PROCESSUAL CIVIL. AGRAVO REGIMENTAL NO AGRAVO EM RECURSO ESPECIAL. CUSTAS JUDICIAIS. RECOLHIMENTO POSTERIOR À INTERPOSIÇÃO DO RECURSO. DESERÇÃO. PRECEDENTES. 1. Caso em que o agravante insurge-se contra a decisão a quo que julgou deserto o recurso especial. 2. A jurisprudência desta Corte entende que de acordo com a dicção do art. 511 do CPC, o recorrente deve comprovar a realização do preparo no ato de interposição do recurso, tendo-o como deserto se ocorrido em momento posterior, ainda que dentro do prazo recursal. Precedentes: AgRg no Ag n. 596.598/SP, Quarta Turma, Rel. Min. Barros Monteiro, DJ 17/12/2004; EDcl nos EREsp 1.068.830/RS, Rel. Ministro Castro Meira, Primeira Seção, DJe 4/5/2009; AgRg no AREsp 9.786/RS, Rel. Ministro Mauro Campbell Marques, Segunda Turma, DJe 9/8/2011. 3. O preparo insuficiente enseja a intimação, com a abertura de prazo para a sua complementação, o que não ocorre na falta da comprovação do preparo no ato da interposição do recurso, consoante o disposto no § 2º do art. 511 do CPC. Precedentes: AgRg no Ag 940.069/RS, Quarta Turma, Rel. Ministro Hélio Quaglia Barbosa, DJ 10/12/2007; AgRg no Ag 1.377.859/AM, Rel.
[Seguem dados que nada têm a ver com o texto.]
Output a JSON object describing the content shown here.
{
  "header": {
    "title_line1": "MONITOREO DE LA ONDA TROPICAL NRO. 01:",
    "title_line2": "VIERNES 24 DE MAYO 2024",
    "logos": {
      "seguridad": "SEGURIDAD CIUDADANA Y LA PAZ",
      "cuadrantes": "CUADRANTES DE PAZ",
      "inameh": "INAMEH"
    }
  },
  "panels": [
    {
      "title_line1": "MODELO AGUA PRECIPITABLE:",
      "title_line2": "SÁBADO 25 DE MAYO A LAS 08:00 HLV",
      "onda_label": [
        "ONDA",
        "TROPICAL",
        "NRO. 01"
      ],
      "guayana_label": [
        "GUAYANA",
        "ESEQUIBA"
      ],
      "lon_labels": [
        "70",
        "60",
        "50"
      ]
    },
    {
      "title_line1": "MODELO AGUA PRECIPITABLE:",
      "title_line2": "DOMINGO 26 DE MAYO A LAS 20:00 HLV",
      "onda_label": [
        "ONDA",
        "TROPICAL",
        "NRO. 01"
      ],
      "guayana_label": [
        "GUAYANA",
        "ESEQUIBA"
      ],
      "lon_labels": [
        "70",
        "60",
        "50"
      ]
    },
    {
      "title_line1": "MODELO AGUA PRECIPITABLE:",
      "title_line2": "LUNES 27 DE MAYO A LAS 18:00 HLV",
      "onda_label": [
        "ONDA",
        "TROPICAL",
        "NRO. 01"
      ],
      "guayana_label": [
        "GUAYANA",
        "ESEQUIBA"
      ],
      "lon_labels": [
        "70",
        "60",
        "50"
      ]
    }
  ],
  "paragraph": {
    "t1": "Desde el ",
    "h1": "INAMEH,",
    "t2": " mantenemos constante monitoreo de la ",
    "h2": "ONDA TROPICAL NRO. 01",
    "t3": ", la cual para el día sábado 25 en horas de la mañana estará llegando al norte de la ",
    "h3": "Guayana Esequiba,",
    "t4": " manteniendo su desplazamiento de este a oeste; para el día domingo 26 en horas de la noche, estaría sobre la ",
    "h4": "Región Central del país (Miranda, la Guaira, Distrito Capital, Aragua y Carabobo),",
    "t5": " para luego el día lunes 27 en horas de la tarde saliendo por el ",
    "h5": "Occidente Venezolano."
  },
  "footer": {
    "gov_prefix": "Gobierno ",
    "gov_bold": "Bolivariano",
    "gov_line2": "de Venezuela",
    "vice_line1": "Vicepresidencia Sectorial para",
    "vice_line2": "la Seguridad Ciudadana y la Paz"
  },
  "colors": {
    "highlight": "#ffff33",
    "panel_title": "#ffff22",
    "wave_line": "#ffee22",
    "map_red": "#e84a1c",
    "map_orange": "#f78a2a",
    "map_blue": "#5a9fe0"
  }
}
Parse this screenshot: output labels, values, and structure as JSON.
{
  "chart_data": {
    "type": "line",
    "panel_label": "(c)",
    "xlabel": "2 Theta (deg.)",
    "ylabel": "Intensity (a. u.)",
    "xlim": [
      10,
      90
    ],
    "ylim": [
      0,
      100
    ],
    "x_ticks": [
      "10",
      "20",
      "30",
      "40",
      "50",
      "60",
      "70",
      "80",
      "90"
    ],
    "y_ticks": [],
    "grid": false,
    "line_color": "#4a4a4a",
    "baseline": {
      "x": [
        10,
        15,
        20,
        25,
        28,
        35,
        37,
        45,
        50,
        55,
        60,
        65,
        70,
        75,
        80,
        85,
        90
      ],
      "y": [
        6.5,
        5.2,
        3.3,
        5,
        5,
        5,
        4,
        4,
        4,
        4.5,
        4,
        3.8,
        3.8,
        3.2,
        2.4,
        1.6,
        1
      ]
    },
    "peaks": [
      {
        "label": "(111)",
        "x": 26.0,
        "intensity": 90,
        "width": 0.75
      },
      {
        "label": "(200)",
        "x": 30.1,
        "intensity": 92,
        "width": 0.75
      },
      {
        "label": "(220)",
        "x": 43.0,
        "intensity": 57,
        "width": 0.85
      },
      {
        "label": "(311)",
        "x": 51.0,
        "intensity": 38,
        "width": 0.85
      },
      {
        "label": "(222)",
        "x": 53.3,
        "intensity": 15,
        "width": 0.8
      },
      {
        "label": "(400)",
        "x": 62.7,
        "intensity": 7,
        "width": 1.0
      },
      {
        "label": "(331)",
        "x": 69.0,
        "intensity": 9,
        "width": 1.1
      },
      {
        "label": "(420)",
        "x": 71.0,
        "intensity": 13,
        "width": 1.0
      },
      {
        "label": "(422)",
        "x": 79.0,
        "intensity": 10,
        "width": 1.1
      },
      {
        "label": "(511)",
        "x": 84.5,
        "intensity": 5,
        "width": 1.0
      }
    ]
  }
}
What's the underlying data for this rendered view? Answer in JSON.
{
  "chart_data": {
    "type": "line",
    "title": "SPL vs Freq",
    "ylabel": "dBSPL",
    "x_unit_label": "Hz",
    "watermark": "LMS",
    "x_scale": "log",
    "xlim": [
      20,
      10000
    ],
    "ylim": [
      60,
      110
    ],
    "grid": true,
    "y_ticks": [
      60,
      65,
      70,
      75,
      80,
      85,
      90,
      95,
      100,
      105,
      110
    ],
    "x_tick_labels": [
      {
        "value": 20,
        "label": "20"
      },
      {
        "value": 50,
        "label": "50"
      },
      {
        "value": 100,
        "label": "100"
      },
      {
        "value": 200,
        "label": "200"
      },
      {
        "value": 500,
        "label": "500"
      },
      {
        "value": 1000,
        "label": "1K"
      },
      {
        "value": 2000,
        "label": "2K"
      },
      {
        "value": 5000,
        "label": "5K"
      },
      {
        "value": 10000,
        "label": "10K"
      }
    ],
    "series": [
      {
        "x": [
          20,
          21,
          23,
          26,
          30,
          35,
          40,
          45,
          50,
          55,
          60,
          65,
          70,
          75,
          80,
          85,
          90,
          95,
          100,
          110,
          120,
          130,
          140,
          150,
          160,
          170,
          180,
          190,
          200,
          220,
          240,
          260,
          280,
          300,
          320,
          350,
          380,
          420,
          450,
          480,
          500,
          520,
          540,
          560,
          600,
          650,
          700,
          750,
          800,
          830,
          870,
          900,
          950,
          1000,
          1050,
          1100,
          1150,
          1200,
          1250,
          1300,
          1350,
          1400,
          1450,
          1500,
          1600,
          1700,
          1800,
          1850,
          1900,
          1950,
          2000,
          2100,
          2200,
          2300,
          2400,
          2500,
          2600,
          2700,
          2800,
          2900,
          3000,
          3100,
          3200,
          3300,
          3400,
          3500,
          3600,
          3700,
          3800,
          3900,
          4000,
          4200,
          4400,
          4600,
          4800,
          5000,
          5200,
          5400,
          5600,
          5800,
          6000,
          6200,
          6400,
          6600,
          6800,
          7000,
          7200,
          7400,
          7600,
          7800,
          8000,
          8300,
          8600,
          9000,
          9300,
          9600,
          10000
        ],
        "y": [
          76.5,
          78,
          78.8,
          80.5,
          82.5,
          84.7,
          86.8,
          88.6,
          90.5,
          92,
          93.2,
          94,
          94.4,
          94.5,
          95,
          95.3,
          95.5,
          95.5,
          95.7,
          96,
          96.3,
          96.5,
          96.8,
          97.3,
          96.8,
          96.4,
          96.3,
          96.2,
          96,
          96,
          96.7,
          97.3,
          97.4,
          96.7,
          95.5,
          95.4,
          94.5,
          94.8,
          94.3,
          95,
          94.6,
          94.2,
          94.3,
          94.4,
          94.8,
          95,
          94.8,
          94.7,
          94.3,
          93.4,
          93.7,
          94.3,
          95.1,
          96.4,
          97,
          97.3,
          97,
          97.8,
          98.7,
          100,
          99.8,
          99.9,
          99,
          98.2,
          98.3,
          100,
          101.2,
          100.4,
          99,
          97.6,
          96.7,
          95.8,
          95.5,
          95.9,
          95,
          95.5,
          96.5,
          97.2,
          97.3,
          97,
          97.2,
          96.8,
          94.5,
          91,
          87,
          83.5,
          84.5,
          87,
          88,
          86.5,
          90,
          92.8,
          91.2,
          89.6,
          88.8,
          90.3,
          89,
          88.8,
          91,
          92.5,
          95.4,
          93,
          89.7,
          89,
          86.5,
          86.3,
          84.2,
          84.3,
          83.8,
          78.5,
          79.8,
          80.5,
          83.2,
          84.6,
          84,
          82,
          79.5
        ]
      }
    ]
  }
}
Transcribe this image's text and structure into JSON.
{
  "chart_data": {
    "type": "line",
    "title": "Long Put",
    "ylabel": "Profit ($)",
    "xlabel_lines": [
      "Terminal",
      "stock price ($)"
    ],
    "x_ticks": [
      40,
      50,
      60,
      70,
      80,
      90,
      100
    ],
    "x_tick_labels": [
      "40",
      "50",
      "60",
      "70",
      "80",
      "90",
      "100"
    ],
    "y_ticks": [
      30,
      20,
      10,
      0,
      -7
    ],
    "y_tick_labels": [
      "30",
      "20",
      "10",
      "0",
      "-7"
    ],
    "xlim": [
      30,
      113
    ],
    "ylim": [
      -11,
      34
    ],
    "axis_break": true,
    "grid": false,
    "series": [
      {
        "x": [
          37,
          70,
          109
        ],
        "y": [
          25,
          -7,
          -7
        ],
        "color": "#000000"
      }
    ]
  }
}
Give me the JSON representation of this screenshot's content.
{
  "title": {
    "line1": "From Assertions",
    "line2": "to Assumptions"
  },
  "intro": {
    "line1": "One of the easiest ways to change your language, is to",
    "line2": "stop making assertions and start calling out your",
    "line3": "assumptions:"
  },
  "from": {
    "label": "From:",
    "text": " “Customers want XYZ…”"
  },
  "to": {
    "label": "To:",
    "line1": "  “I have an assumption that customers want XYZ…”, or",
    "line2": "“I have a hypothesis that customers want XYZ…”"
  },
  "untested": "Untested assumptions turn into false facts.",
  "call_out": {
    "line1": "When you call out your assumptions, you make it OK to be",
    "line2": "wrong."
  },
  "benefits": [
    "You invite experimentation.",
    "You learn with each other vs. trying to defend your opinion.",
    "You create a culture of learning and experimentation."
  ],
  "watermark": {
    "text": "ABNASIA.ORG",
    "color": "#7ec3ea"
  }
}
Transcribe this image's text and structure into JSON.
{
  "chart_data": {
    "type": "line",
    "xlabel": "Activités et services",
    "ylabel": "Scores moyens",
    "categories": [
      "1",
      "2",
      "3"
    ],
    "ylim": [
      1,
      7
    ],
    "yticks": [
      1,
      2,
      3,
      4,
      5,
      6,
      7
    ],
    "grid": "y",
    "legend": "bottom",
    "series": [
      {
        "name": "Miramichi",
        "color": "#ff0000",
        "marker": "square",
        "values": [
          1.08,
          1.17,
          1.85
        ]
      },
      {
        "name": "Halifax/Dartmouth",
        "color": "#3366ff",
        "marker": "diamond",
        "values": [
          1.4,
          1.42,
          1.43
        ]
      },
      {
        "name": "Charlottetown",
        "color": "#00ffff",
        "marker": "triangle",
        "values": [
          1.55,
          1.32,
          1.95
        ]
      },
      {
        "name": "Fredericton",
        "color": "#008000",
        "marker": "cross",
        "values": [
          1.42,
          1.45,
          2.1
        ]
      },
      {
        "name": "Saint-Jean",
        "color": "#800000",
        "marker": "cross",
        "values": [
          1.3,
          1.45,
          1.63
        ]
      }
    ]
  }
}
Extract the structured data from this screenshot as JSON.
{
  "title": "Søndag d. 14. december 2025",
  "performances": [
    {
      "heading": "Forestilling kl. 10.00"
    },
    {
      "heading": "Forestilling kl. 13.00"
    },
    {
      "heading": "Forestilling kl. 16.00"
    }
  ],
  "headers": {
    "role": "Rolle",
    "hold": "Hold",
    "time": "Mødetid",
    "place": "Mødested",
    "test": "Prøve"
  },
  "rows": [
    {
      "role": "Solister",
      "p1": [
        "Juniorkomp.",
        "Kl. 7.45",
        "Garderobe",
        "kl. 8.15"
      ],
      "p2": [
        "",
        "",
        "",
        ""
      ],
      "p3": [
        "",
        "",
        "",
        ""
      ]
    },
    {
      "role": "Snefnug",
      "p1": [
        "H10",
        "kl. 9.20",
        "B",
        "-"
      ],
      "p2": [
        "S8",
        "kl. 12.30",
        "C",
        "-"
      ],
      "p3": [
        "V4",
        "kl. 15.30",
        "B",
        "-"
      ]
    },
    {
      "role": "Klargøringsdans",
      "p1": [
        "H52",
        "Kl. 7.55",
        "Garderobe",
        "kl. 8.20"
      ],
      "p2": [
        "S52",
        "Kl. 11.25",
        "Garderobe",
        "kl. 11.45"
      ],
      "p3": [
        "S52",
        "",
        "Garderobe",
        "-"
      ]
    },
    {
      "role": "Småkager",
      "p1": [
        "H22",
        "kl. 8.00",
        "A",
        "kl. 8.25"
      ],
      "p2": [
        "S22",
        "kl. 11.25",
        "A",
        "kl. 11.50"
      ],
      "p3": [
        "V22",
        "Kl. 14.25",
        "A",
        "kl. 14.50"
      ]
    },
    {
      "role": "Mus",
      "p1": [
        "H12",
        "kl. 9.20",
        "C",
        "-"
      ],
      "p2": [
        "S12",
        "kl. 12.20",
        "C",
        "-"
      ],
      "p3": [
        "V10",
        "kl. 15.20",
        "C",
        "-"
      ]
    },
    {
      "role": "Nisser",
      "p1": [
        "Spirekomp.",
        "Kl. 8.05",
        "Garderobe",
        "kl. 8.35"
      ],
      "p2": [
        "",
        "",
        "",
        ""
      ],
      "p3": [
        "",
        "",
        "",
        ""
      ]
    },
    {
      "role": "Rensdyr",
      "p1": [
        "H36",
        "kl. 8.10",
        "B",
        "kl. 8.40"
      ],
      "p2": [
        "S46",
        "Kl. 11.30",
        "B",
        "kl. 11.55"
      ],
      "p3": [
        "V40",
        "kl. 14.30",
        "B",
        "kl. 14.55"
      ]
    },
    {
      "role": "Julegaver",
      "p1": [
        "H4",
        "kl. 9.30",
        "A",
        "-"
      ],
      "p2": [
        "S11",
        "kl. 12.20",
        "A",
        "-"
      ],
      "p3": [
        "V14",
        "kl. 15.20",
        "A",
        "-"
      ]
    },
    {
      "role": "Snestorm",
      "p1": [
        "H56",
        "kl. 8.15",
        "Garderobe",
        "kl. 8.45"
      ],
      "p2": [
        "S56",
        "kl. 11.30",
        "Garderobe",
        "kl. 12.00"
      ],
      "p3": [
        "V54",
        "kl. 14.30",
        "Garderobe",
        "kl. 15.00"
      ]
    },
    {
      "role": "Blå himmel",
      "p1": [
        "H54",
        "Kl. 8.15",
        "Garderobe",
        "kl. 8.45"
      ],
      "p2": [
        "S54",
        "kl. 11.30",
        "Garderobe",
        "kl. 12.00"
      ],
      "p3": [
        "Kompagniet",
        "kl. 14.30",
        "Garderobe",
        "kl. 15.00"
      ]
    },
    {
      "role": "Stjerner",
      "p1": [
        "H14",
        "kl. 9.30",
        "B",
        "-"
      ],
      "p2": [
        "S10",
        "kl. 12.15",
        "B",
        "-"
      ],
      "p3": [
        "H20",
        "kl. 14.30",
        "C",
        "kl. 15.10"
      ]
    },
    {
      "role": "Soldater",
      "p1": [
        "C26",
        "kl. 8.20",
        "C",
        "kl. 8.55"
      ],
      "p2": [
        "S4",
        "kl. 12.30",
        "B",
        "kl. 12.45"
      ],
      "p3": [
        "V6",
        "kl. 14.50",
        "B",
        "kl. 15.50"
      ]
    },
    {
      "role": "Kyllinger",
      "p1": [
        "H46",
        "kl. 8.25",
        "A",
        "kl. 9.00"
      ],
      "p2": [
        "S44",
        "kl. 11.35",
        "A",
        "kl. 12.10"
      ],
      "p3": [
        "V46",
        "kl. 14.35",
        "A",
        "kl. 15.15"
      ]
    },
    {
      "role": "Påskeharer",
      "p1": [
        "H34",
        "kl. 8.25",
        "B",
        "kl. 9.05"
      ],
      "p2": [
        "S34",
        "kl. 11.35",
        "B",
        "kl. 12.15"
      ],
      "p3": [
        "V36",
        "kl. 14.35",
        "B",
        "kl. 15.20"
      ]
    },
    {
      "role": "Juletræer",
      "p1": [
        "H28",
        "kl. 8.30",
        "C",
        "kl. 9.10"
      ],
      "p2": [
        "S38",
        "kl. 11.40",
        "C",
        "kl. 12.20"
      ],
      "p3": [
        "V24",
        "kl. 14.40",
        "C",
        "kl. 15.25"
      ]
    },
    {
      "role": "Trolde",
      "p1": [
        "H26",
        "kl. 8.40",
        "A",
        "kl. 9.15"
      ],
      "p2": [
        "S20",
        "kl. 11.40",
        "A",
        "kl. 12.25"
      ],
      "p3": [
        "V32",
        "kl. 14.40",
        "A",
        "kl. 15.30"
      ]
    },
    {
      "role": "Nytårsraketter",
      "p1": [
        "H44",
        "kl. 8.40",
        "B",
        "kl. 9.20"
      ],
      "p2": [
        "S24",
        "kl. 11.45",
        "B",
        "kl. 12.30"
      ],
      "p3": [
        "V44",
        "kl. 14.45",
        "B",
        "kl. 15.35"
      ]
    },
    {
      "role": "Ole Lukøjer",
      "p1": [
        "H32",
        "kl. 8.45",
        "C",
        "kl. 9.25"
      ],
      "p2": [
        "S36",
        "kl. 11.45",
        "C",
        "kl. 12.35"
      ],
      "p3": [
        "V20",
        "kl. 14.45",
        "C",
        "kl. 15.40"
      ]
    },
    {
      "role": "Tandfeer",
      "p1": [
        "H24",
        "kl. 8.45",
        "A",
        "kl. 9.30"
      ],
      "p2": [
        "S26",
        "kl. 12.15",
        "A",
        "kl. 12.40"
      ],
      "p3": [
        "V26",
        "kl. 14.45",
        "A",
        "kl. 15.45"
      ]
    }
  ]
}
Ministro Paulo de Tarso Sanseverino, Terceira Turma, DJe 15/9/2011. 4. Agravo regimental não provido. (STJ, AgRg nº 22942/PR, 2011)

Com efeito, nota-se que não é razoável que haja a possibilidade da complementação do preparo nos casos de insuficiência e não seja permitida a hipótese em que o comprovante do preparo é apresentado após a interposição do recurso, ainda que dentro do prazo recursal.

A restrição não se justifica nem mesmo em termos de celeridade processual. A juntada do comprovante do preparo feita somente após a interposição do recurso, desde que dentro do prazo recursal, não causa qualquer retardamento no andamento do processo, já que o prazo que a parte teria para recorrer teria apenas decorrido em sua integralidade. O mesmo não se pode afirmar da permitida intimação do recorrente para promover o complemento do preparo.

Não há justificativa, portanto, para a preclusão automática do recurso por falta de preparo quando a omissão pode ser sanada e ainda quando o prazo do recurso ainda não se exauriu.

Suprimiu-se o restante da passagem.